In the early stages of pregnancy, embryonic death and resorption are frequent, whereas abortion or fetal mummification is more common in the later stages. Prenatal infections occurring in the last 2 weeks of pregnancy are usually associated with the birth of kittens affected by neurological signs consisting of hypermetria, dysmetria and incoordination. Neurological disorders can also occur in infected kittens aged less than 2 weeks.Treatment of FPLV infection in infected carnivores is supportive only, based on fluid therapy to rehydrate and restore electrolyte balance and antibiotics for secondary bacterial infections. Prognosis is generally poor.
DIAGNOSIS
FPLV infection should be suspected in the presence of a severe leucopenia, especially in young animals. Confirmatory tests are the same as those used for detection of CPV2 infection. Recently, a MGB probe assay for discrimination between CPV2 variants and FPLV was developed, which is potentially useful considering the increasing number of feline infections caused by the canine viruses1-19).

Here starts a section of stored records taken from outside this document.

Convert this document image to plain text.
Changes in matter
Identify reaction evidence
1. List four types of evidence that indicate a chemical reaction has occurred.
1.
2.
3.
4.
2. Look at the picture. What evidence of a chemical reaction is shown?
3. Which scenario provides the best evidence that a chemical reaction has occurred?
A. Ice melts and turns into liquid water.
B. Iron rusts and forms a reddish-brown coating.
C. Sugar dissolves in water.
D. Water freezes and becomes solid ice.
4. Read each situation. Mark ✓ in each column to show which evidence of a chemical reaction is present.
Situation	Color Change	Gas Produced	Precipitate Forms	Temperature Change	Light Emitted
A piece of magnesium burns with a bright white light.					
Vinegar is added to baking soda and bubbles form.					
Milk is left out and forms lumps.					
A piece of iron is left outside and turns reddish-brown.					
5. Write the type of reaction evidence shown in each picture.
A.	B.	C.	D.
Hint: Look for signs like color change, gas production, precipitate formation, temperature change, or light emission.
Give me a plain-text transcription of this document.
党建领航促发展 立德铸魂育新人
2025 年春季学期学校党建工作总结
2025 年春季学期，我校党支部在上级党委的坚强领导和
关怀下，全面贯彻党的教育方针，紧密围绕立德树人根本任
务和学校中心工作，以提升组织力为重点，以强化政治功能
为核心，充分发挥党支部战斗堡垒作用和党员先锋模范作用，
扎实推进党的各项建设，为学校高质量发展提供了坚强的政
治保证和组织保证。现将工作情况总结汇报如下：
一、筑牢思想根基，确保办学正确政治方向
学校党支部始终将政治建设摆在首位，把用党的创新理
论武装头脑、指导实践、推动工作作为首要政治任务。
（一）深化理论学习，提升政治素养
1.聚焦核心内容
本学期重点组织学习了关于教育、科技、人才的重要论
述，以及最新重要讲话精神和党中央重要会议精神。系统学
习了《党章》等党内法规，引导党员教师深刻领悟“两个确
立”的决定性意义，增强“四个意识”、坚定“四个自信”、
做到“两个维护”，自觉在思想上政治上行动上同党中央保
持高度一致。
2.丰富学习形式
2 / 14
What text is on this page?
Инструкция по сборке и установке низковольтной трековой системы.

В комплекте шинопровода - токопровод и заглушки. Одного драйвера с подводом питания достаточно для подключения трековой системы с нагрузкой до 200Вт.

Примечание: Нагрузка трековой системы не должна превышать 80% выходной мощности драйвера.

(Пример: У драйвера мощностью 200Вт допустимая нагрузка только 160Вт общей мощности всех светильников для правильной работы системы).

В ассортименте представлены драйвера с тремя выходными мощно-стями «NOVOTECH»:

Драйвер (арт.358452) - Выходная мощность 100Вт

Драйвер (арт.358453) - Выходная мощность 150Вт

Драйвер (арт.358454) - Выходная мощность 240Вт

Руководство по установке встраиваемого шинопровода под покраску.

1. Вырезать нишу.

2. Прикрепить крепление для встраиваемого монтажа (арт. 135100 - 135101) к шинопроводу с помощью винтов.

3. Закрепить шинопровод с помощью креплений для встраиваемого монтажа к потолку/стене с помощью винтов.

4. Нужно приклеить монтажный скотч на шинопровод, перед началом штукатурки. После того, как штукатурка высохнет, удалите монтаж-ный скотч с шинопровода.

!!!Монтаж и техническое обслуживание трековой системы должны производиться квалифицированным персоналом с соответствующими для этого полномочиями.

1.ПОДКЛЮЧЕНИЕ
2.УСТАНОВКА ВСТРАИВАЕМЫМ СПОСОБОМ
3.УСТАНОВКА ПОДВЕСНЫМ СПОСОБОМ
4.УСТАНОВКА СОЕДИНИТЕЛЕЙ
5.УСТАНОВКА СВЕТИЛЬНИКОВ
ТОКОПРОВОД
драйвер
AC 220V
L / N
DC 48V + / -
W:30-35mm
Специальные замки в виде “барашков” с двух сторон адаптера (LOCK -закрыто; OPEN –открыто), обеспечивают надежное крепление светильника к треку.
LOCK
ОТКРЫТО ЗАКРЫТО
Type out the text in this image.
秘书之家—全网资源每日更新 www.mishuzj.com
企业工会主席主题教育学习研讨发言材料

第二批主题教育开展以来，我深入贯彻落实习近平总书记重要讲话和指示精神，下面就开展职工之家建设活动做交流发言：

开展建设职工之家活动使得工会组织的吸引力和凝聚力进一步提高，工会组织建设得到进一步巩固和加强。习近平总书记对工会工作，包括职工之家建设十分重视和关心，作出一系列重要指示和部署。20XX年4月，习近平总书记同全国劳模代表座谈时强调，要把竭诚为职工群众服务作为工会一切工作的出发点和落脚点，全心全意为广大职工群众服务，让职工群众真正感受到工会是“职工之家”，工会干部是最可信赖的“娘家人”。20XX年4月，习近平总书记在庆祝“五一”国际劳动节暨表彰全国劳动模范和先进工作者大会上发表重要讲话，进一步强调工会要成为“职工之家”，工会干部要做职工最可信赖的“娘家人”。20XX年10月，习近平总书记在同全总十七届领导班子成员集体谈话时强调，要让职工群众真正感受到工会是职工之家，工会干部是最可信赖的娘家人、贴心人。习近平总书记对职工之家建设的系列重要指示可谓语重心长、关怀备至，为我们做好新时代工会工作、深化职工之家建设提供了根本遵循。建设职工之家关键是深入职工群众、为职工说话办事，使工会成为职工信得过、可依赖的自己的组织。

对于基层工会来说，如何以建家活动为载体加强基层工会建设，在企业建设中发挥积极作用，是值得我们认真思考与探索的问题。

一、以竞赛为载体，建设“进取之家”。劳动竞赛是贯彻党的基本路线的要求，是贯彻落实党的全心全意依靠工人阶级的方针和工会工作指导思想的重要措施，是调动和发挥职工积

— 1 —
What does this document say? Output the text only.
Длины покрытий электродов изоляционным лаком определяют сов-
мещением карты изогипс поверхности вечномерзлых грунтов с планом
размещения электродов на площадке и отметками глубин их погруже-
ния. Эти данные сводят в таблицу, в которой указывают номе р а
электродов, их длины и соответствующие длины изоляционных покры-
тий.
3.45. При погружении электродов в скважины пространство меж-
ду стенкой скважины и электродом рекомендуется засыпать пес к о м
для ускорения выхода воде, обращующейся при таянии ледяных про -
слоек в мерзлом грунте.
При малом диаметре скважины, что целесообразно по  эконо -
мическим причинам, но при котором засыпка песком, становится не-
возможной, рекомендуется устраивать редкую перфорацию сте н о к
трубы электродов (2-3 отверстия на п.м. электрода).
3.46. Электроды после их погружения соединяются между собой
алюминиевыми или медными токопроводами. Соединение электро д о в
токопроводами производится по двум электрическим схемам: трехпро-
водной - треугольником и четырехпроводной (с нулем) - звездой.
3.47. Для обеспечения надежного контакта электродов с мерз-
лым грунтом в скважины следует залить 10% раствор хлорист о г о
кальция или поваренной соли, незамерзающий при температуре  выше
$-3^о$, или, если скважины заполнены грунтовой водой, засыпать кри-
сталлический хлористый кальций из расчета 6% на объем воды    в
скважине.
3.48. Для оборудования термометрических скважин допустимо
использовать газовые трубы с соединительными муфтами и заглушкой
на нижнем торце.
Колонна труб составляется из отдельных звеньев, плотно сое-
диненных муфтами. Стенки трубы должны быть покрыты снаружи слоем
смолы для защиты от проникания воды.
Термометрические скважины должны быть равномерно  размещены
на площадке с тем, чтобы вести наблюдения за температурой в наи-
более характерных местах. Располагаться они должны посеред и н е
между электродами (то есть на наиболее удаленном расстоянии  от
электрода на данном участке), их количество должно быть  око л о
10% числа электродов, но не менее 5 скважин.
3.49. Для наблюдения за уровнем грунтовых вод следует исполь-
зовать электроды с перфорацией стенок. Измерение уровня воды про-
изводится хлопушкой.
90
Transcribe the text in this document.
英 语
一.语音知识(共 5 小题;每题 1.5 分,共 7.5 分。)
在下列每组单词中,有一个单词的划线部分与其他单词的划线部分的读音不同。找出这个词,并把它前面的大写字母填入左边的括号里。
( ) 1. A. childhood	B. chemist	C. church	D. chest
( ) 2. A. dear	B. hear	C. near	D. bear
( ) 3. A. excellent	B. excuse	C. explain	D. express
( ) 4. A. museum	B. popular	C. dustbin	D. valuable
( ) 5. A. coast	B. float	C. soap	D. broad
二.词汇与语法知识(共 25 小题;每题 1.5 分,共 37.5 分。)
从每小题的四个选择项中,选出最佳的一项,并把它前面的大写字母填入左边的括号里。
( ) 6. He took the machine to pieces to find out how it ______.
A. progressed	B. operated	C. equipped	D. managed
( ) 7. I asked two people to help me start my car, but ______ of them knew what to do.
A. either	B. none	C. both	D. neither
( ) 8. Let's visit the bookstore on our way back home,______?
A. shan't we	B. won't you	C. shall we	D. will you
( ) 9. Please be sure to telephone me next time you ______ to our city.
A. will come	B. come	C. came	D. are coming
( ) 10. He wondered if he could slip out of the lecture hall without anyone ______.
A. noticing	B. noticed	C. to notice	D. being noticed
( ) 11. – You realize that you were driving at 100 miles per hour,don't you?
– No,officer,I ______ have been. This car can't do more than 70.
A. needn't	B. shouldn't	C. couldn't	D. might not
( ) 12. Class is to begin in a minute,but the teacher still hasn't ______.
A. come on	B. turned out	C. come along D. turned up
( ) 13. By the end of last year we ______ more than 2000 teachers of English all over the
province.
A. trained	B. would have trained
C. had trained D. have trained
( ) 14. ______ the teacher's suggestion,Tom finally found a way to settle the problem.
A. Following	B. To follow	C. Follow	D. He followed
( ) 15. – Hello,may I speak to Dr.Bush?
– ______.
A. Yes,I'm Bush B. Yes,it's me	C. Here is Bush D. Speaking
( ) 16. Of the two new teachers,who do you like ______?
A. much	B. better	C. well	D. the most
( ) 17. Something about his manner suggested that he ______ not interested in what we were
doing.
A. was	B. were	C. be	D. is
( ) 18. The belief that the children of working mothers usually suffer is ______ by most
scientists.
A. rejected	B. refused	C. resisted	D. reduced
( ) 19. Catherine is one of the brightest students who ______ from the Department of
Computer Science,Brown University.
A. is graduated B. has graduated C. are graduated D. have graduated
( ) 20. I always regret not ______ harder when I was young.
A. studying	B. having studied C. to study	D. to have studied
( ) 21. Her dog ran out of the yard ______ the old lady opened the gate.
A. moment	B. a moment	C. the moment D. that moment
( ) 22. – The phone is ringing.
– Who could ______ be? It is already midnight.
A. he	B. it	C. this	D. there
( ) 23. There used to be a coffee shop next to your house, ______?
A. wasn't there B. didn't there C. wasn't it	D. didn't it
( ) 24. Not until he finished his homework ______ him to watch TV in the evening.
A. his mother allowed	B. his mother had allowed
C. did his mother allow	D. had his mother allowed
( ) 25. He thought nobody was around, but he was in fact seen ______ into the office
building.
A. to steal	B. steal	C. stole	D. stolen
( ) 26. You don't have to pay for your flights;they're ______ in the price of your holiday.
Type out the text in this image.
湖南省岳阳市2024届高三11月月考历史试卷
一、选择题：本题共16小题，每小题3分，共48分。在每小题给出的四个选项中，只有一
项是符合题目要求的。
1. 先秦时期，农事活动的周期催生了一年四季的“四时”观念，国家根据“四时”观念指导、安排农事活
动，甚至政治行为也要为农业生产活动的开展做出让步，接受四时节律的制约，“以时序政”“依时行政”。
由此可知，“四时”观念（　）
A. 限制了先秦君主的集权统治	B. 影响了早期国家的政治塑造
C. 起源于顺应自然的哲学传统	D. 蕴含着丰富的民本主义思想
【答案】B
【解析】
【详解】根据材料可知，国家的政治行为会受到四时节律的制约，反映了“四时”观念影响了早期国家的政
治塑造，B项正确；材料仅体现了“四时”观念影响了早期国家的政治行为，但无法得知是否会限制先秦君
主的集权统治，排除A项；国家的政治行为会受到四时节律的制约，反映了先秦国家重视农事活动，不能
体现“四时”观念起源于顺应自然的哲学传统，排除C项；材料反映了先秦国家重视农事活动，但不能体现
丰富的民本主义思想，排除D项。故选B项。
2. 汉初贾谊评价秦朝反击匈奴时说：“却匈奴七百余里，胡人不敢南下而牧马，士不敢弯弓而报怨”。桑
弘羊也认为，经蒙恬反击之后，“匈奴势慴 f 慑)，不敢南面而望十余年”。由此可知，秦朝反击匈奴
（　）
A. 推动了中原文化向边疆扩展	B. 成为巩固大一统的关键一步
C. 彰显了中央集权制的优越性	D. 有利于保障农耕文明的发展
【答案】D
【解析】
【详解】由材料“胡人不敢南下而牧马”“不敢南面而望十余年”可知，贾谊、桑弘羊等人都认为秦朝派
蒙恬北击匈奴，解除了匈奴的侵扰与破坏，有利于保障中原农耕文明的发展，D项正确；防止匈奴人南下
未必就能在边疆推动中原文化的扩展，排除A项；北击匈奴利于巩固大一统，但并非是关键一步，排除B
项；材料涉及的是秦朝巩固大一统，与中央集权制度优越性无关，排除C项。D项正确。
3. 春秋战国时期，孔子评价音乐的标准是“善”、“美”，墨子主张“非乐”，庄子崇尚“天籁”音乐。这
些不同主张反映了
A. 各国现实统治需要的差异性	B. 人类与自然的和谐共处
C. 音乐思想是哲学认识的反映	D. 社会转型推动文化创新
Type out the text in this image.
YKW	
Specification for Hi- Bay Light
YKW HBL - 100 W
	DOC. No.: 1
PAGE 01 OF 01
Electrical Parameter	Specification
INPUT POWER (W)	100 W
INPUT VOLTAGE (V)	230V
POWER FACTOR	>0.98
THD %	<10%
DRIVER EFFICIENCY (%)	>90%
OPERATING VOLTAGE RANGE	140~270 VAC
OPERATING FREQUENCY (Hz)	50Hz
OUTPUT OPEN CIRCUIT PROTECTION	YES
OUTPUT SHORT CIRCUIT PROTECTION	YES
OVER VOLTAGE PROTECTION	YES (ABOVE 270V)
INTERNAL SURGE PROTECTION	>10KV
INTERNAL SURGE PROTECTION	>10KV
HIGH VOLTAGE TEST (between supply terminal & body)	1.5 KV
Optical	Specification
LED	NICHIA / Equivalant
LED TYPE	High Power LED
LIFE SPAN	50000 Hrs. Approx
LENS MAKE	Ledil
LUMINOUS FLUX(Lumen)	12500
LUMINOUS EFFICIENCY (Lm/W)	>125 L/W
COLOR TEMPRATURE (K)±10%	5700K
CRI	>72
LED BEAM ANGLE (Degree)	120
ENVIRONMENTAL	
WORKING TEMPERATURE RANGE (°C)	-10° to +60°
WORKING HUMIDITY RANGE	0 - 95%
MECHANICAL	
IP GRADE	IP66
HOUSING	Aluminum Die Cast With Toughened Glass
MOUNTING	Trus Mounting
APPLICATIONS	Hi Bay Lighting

MANAGEMENT, CONTROL AND REGULATIONS
FPLV prophylaxis in domestic cats is based on the systematic vaccination of kittens after the wane of MDA immunity using killed or MLV vaccines. According to the relatively high frequency of detection of the CPV2 variants in felids with clinical signs of feline panleucopenia, combined FPLV/CPV2 vaccines should be developed. Although this strategy is hardly applicable to free- ranging wildlife, vaccination of felids to be reintroduced into the wild is recommended. In fact, release into the wild of nondomestic felids bred in captivity would bring about a high risk of introducing of FPLV infection to free-ranging wildlife populations. FPLV can infect a wide range of carnivores but it is not a human pathogen.